Hiding in plain sight: eating disorders in diverse populations – a case for comprehensive medical education
Hiding in plain sight: eating disorders in diverse populations – a case for comprehensive medical education

Hiding in plain sight: eating disorders in diverse populations – a case for comprehensive medical education

J Eat Disord. 2024 Dec 30;12(1):216. doi: 10.1186/s40337-024-01174-x.

ABSTRACT

BACKGROUND: Training gaps regarding the diagnosis and management of eating disorders in diverse populations, including racial, ethnic, sexual, and gender minoritized groups, have not been thoroughly examined.

OBJECTIVE: This study aimed to examine resident physicians’ knowledge and attitudes regarding eating disorders in diverse populations, with a focus on areas for improved training and intervention.

METHODS: Ninety-two resident physicians in internal medicine, emergency medicine, obstetrics/gynecology, psychiatry, and surgery at an academic center completed an online survey from 12/1/2020-3/1/2021, which comprised multiple choice and vignette-style open-ended questions to assess knowledge and attitudes toward the management and clinical presentations of eating disorders. Overall, the survey response rate was 25.7%. Descriptive statistics were reported. Vignette-style questions were analyzed using inductive coding and the frequency of responses was reported.
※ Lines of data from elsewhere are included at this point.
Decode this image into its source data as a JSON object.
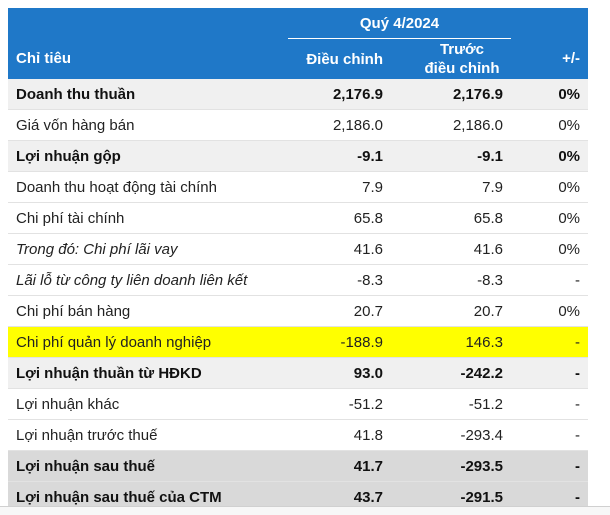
{
  "header": {
    "period": "Quý 4/2024",
    "col_label": "Chỉ tiêu",
    "col_adjusted": "Điều chỉnh",
    "col_before_line1": "Trước",
    "col_before_line2": "điều chỉnh",
    "col_change": "+/-"
  },
  "rows": [
    {
      "label": "Doanh thu thuần",
      "adjusted": "2,176.9",
      "before": "2,176.9",
      "change": "0%"
    },
    {
      "label": "Giá vốn hàng bán",
      "adjusted": "2,186.0",
      "before": "2,186.0",
      "change": "0%"
    },
    {
      "label": "Lợi nhuận gộp",
      "adjusted": "-9.1",
      "before": "-9.1",
      "change": "0%"
    },
    {
      "label": "Doanh thu hoạt động tài chính",
      "adjusted": "7.9",
      "before": "7.9",
      "change": "0%"
    },
    {
      "label": "Chi phí tài chính",
      "adjusted": "65.8",
      "before": "65.8",
      "change": "0%"
    },
    {
      "label": "Trong đó: Chi phí lãi vay",
      "adjusted": "41.6",
      "before": "41.6",
      "change": "0%"
    },
    {
      "label": "Lãi lỗ từ công ty liên doanh liên kết",
      "adjusted": "-8.3",
      "before": "-8.3",
      "change": "-"
    },
    {
      "label": "Chi phí bán hàng",
      "adjusted": "20.7",
      "before": "20.7",
      "change": "0%"
    },
    {
      "label": "Chi phí quản lý doanh nghiệp",
      "adjusted": "-188.9",
      "before": "146.3",
      "change": "-"
    },
    {
      "label": "Lợi nhuận thuần từ HĐKD",
      "adjusted": "93.0",
      "before": "-242.2",
      "change": "-"
    },
    {
      "label": "Lợi nhuận khác",
      "adjusted": "-51.2",
      "before": "-51.2",
      "change": "-"
    },
    {
      "label": "Lợi nhuận trước thuế",
      "adjusted": "41.8",
      "before": "-293.4",
      "change": "-"
    },
    {
      "label": "Lợi nhuận sau thuế",
      "adjusted": "41.7",
      "before": "-293.5",
      "change": "-"
    },
    {
      "label": "Lợi nhuận sau thuế của CTM",
      "adjusted": "43.7",
      "before": "-291.5",
      "change": "-"
    }
  ],
  "colors": {
    "header_bg": "#1f78c8",
    "highlight": "#ffff00",
    "bold_row_bg": "#f0f0f0",
    "shaded_row_bg": "#d9d9d9"
  }
}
RESULTS: A minority of resident physicians self-reported confidence in their knowledge of the medical complications (n = 42, 45%), risk factors (n = 38, 41%), and clinical presentations (n = 32, 35%) associated with eating disorders. Responses to vignette-style questions correctly identified relevant management methods (such as electrolyte monitoring and referral to specialty care), but demonstrated limited knowledge of the clinical presentation of eating disorders. Furthermore, most respondents reported a lack of knowledge regarding eating disorders in sexual and gender minoritized patients (n = 68, 73.9%) as well as racial and ethnic minoritized patients (n = 64, 69.6%).

CONCLUSIONS: Our findings suggest concerning gaps in knowledge and confidence among resident physicians with regard to the diagnosis and treatment of eating disorders, particularly in racial, ethnic, sexual, and gender minoritized patients. Moreover, responses to vignette-like questions indicate significant homogeneity in respondents’ perceptions of the clinical presentation of eating disorders, reflecting cultural biases which associate eating disorders with underweight, young, female patients. The majority did not feel competent in treating eating disorders in diverse populations and expressed desire for additional training in this area. More research is needed to better understand and address these gaps in eating disorder training, with the goal of increasing equity in patient outcomes.